Former East Timor Gov. Abilio Soares, East Timor police Chief Brig. Gen. Timbul Silaen, and Col. Herman Sedyono, a former district head, were the most senior officials charged, said Barman Zahir, a prosecutor and spokesman for the attorney general's office.

EU asks U.N. to seek Khmer Rouge trials

PHNOM PENH, Cambodia The European Union yesterday joined a growing chorus of international voices urging the United Nations not to close its doors on talks to set up a trial of surviving Khmer Rouge leaders.

The EU said it remained attached to a tribunal capable of delivering justice, objectively and impartially, to Cambodians and the victims of the 1975-79 ultra-Maoist regime.

"While appreciating the difficulty of the task," the EU said in a statement issued here through the German Embassy, "the EU encourages the United Nations Secretariat to keep the door open to a resumption of the negotiations in the near future to ensure the establishment of an internationally credible tribunal."

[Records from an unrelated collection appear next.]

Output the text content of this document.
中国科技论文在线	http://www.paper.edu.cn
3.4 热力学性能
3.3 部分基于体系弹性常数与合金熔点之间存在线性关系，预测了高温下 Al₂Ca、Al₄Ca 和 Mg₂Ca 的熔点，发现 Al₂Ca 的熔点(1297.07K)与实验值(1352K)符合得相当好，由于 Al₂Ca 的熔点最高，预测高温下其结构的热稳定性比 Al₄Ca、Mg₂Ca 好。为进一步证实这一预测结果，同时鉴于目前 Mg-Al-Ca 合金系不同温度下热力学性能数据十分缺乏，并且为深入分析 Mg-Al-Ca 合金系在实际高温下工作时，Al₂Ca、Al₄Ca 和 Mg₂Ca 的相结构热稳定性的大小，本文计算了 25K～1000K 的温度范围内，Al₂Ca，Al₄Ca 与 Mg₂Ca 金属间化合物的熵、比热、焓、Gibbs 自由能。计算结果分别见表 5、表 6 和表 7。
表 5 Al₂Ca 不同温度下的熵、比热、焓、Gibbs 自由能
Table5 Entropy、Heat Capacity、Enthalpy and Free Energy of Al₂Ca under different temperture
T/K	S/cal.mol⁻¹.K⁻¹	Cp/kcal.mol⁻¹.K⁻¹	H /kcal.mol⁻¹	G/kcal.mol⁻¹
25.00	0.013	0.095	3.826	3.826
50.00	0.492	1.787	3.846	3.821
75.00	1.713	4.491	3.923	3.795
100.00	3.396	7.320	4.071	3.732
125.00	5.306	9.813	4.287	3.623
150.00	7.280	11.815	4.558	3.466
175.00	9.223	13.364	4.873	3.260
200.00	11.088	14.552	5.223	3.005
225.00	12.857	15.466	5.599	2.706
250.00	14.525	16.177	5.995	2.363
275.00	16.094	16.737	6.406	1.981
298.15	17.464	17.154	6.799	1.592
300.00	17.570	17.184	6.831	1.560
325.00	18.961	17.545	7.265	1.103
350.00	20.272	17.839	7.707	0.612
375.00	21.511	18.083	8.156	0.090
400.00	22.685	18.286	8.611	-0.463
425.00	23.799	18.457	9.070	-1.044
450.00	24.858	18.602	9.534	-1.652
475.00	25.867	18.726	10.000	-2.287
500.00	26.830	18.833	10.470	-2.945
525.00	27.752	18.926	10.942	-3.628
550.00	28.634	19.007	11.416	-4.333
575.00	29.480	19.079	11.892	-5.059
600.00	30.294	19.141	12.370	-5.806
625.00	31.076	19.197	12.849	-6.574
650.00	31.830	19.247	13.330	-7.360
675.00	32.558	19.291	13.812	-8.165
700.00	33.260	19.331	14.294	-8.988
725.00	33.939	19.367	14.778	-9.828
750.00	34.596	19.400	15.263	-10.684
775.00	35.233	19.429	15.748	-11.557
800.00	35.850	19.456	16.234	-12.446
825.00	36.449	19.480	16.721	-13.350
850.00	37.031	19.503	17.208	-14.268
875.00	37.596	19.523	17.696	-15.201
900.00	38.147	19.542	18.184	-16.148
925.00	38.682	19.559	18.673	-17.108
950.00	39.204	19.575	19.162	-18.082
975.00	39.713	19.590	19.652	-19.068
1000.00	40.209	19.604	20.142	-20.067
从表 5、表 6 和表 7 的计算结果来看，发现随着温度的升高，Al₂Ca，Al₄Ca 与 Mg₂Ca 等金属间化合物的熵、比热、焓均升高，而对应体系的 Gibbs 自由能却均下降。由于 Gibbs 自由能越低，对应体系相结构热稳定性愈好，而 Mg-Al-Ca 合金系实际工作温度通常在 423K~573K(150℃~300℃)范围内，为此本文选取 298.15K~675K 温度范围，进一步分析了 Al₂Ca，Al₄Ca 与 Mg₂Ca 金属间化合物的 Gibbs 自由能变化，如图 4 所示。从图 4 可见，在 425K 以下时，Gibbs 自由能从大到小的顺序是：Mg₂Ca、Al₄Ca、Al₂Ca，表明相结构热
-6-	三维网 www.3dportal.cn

The United States, France and Australia have already lent their weight to a resumption of talks, but nongovernmental organizations like Amnesty International and Human Rights Watch back the United Nations' walkout.

Weekly notes

Japan said it was boycotting a meeting scheduled to begin yesterday in Papua New Guinea to discuss new regulations on tuna catches in the Pacific, claiming the proposed rules cover unnecessarily large areas and lack proper negotiation procedures. … U.S. special forces deployed in the southern Philippines as part of Washington's global war on terrorism will build a mosque, donate blood and help treat sick children, officials announced on southern Basilan Island yesterday.